Percer l’écran du royaume végétal: remarques sur l’infrarouge

Conférence de
Charles Stankievech

465, rue Saint-Jean

20 novembre 2014 - 17h30

Les couleurs ont une étrange duplicité et, si l’on me permet de m’exprimer ainsi, une sorte de double hermaphrodisme, une singulière manière de s’attirer, de s’associer, de se mélanger, de se neutraliser, de s’annuler, etc.; elles entraînent, de surcroît, des effets psychologiques, pathologiques et esthétiques qui demeurent effrayants…

Johann Wolfgang von Goethe,
Le Traité des couleurs, 1810

(Johann Wolfgang von Goethe, Le Traité des couleurs, Trad. française d’Henriette Bideau, Éditions Triades, Paris, 1973.)

À propos

Animées d’une vie nettement plus lente que les images fabriquées par le photojournalisme, les images issues de la scène artistique peuvent aborder la question de l’ambigüité de l’image en prenant une oblique qui autorise stratégiquement une autre temporalité du voir.

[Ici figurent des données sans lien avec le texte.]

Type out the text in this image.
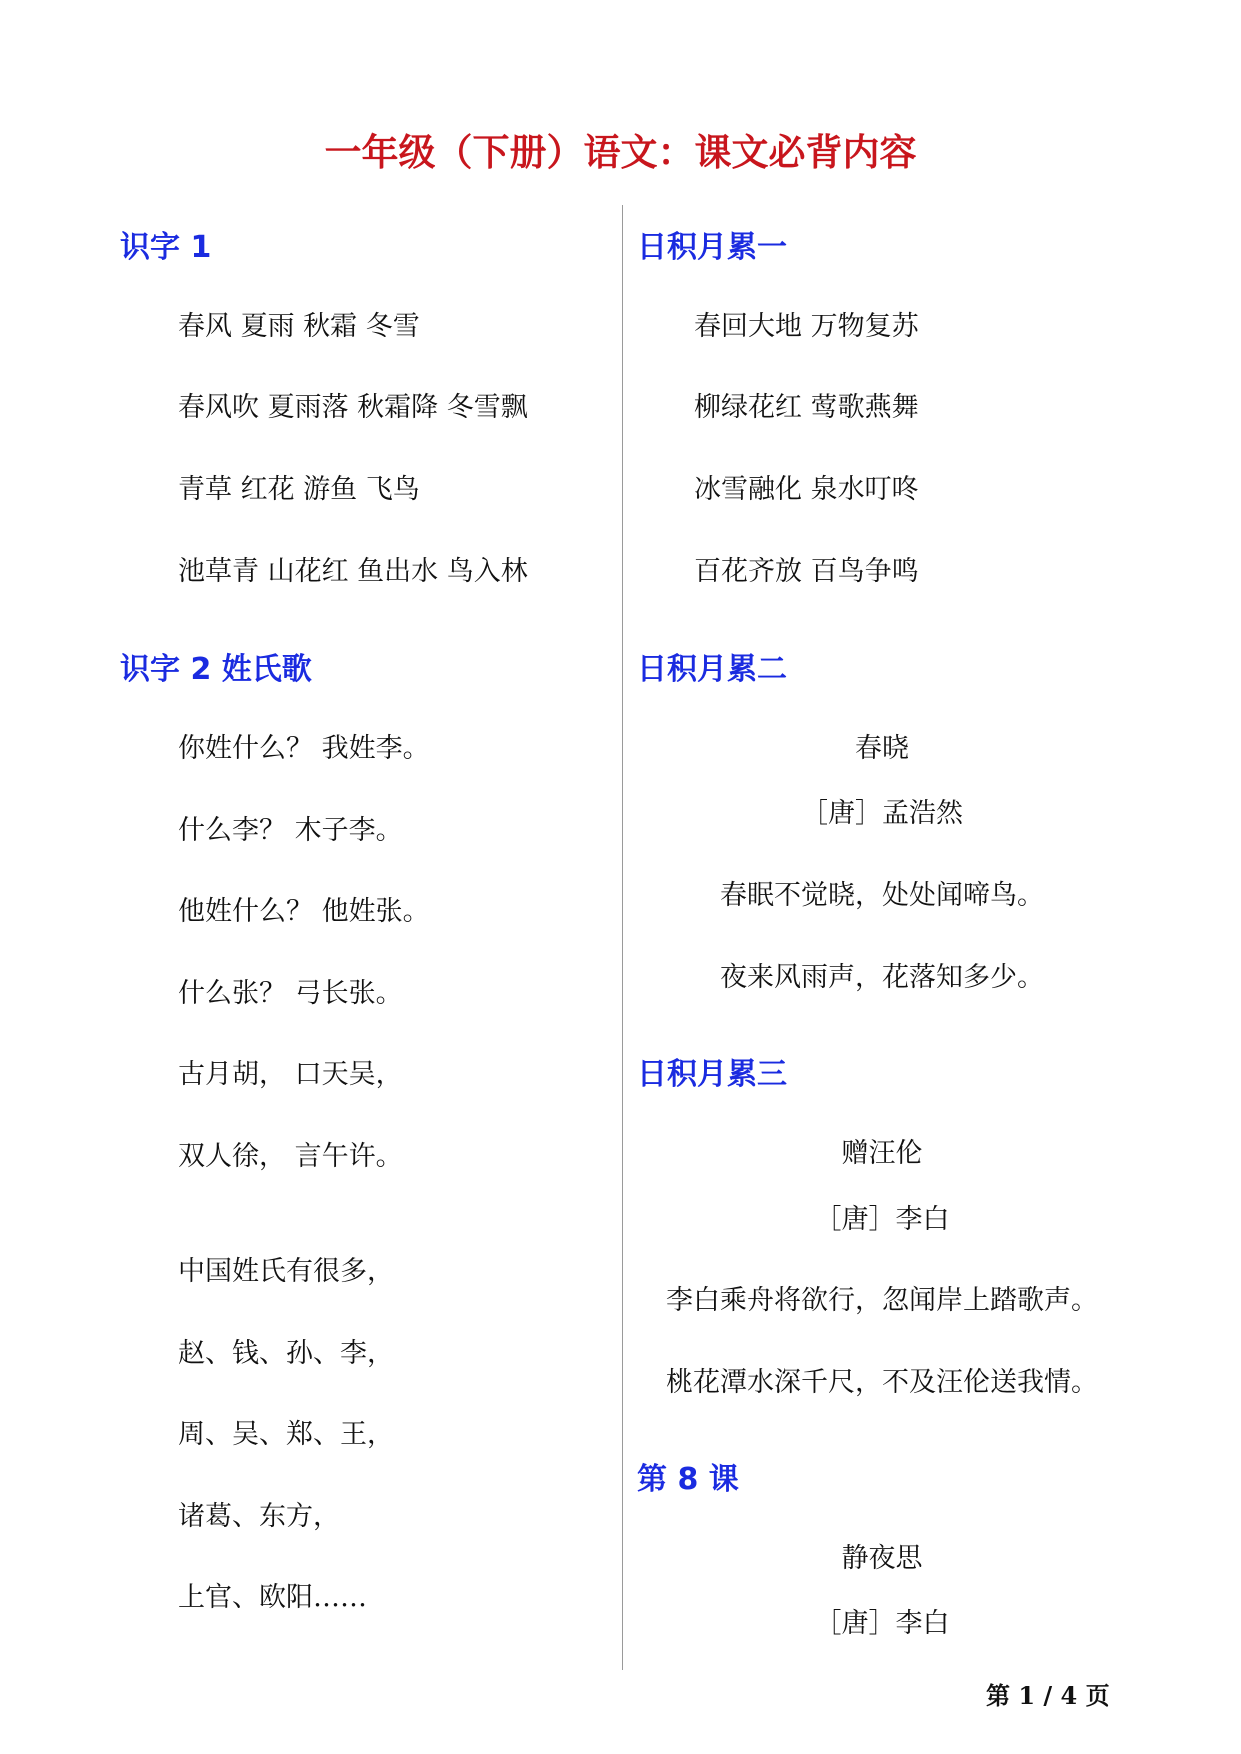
一年级（下册）语文：课文必背内容
识字 1
春风 夏雨 秋霜 冬雪
春风吹 夏雨落 秋霜降 冬雪飘
青草 红花 游鱼 飞鸟
池草青 山花红 鱼出水 鸟入林
识字 2 姓氏歌
你姓什么？ 我姓李。
什么李？ 木子李。
他姓什么？ 他姓张。
什么张？ 弓长张。
古月胡， 口天吴，
双人徐， 言午许。
中国姓氏有很多，
赵、钱、孙、李，
周、吴、郑、王，
诸葛、东方，
上官、欧阳……
日积月累一
春回大地 万物复苏
柳绿花红 莺歌燕舞
冰雪融化 泉水叮咚
百花齐放 百鸟争鸣
日积月累二
春晓
［唐］孟浩然
春眠不觉晓，处处闻啼鸟。
夜来风雨声，花落知多少。
日积月累三
赠汪伦
［唐］李白
李白乘舟将欲行，忽闻岸上踏歌声。
桃花潭水深千尺，不及汪伦送我情。
第 8 课
静夜思
［唐］李白
第 1 / 4 页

Les différences typologiques spécifiques entre l’image documentaire et l’image artistique se fondent sur les limites couramment établies entre effet et affect ou entre fait et fiction, mais il s’agit là d’une conception erronée voulant que l’art soit plus émotionnel ou manipulateur que les images de presse ou que les récits idéologiques relèvent exclusivement de la stratégie de propagande. Les deux formes d’images peuvent indifféremment évoquer le désespoir ou l’éblouissement, se muer en icônes ou révéler la structure du quotidien. Leur différence opère plutôt dans le domaine de la vitesse : le cycle de vie du périodique est plus rapide comparé au rayonnement que procure l’univers de l’art. La photographie infrarouge, par exemple, catapulte la notion de lenteur dans la matérialité de la lumière, car en regardant ces couleurs fictives, la seule différence qui nous frappe d’un point de vue technique est le subtil changement de longueurs d’ondes : des oscillations plus lentes d’énergie électromagnétique qui émanent de la matière en décomposition.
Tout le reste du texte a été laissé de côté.